The paintings of both Babington and Towndrow are of a style that I hadn't quite experienced in Edinburgh, and visitors to their one-night show expressed similar thoughts. The work is big, bright, messy, slightly startling, and wonderfully exciting. Their paintings complement each other and possess a sort of electricity. Babington's thick paint, straight from the tube, brushed, or sprayed on, is as exhilarating as it can be disconcerting, such as in Traffic where the two parallel lines of aerosol paint suggest the shadow of some mysterious, invisible object behind the viewer. The paint itself as well as its illustrative presence on the canvas is about sensation -- the texture, volume and sloppiness intrinsic to the raw material. This complements Towndrow's more controlled application of paint on the canvas, emphasizing how organic forms move and relate to one another in the space of the surface. Recently Towndrow has been working with the idea of the canvas as a voluminous stage-like space inside of which there are set objects or props.

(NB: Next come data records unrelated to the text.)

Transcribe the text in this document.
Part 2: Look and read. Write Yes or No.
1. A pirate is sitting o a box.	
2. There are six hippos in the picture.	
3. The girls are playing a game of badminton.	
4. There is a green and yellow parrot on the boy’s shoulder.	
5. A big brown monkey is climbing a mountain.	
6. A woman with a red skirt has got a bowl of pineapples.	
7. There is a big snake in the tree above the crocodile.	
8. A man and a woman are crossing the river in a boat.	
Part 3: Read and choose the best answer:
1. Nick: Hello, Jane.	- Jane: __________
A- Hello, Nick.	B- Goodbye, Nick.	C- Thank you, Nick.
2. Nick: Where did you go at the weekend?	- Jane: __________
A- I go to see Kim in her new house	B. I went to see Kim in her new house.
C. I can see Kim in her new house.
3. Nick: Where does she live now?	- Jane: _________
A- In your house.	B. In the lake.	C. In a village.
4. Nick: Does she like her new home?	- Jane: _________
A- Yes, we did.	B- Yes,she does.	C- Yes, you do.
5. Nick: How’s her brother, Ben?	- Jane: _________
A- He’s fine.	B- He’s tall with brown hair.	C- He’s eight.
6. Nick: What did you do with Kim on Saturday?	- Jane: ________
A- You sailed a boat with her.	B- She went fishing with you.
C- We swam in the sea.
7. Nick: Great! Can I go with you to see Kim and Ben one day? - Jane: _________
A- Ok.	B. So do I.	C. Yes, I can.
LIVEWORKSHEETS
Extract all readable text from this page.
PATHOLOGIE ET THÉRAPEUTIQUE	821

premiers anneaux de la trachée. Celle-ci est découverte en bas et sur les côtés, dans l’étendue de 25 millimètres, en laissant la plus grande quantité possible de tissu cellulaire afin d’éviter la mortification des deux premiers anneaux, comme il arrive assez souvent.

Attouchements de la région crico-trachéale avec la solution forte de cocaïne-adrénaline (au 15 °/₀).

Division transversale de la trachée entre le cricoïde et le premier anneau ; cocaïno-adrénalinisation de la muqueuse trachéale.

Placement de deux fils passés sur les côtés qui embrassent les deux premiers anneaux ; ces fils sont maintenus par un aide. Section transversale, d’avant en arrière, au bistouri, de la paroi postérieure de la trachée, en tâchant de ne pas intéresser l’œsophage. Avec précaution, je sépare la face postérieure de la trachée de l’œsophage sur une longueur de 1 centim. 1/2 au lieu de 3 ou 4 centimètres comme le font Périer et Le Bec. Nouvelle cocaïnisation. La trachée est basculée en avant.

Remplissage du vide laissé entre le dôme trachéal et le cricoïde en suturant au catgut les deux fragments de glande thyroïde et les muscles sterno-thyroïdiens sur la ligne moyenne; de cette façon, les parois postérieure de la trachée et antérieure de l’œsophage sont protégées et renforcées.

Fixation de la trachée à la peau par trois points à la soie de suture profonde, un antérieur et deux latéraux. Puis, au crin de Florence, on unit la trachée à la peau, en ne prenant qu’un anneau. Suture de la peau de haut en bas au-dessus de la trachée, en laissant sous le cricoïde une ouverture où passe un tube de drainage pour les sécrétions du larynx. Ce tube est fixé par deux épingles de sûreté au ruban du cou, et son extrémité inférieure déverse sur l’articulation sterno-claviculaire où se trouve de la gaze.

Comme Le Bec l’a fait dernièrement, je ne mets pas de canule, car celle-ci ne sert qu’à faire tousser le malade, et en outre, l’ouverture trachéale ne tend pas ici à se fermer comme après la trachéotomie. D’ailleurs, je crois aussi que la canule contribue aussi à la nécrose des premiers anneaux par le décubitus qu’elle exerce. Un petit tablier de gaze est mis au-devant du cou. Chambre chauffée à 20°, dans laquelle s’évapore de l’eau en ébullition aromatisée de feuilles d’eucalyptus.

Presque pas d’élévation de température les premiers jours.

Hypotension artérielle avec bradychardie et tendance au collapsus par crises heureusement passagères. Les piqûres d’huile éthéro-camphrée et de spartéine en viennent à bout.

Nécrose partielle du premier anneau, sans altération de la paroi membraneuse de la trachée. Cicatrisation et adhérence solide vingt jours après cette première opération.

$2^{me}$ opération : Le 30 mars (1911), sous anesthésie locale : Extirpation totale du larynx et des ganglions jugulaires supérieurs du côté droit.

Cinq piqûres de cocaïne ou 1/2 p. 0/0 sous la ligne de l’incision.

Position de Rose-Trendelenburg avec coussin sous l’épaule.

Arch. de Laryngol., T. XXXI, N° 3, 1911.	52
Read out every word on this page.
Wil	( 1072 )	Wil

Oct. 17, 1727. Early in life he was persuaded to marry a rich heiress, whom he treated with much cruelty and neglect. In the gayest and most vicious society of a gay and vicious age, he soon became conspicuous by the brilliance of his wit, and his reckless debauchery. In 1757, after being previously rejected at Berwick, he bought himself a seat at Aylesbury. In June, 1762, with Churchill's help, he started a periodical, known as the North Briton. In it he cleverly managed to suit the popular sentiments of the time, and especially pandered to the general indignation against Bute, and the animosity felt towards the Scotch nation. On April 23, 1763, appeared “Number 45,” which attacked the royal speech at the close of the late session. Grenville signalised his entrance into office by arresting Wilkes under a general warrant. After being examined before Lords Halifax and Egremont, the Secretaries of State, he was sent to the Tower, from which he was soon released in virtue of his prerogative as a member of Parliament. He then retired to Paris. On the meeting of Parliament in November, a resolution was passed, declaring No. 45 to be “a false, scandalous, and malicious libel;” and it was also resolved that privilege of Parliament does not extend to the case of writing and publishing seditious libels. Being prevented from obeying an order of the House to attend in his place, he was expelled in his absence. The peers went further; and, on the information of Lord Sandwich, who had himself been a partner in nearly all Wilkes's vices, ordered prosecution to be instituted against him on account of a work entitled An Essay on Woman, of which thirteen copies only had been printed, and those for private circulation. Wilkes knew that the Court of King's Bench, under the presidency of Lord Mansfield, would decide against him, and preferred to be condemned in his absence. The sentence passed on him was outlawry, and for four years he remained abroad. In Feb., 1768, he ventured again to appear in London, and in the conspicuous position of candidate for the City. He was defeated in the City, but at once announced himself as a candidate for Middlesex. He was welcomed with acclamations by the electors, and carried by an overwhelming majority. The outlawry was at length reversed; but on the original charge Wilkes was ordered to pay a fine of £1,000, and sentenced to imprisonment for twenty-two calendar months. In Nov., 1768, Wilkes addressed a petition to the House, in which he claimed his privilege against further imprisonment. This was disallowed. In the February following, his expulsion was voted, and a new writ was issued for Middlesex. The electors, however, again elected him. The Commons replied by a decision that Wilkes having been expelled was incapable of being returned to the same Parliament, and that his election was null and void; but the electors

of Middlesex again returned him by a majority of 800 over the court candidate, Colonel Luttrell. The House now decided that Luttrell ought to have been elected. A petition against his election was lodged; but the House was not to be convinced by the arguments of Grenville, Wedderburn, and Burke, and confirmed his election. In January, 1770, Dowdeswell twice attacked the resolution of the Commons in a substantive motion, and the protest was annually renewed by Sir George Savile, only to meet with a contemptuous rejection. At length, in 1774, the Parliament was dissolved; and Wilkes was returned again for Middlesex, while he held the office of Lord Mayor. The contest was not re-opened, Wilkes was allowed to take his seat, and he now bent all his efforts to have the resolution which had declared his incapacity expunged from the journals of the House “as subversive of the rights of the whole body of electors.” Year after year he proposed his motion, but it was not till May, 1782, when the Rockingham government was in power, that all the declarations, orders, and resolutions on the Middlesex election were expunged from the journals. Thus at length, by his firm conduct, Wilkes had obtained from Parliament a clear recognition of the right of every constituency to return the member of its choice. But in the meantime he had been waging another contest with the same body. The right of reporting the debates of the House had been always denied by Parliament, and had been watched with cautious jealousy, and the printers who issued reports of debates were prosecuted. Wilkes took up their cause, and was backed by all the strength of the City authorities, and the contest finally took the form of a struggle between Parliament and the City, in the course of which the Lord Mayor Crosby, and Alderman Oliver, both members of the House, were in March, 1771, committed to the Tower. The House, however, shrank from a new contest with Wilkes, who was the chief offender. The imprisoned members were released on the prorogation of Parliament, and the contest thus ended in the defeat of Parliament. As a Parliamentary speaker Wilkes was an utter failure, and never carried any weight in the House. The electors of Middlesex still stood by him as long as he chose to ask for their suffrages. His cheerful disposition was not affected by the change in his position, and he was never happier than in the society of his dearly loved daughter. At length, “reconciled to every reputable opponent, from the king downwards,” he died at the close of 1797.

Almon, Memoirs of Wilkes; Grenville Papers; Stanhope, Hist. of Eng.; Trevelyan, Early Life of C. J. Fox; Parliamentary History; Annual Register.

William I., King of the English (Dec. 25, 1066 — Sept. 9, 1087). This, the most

While both painters are interested in playing contrasting elements off one another both in form and physical aspects of the paint itself, Babington's sometimes whimsical, humorous and occasionally aggressive style is more extemporaneous than Towndrow's, which culminates in unusual, somewhat awkward compositions that nevertheless compel us to try to make sense of them or sort them out somehow, secretly glad that they won't. Contrastingly, Towndrow often utilizes motifs that he has worked into previous studies and drawings, and he approaches his work from the start with a firmer understanding of what the end piece will be.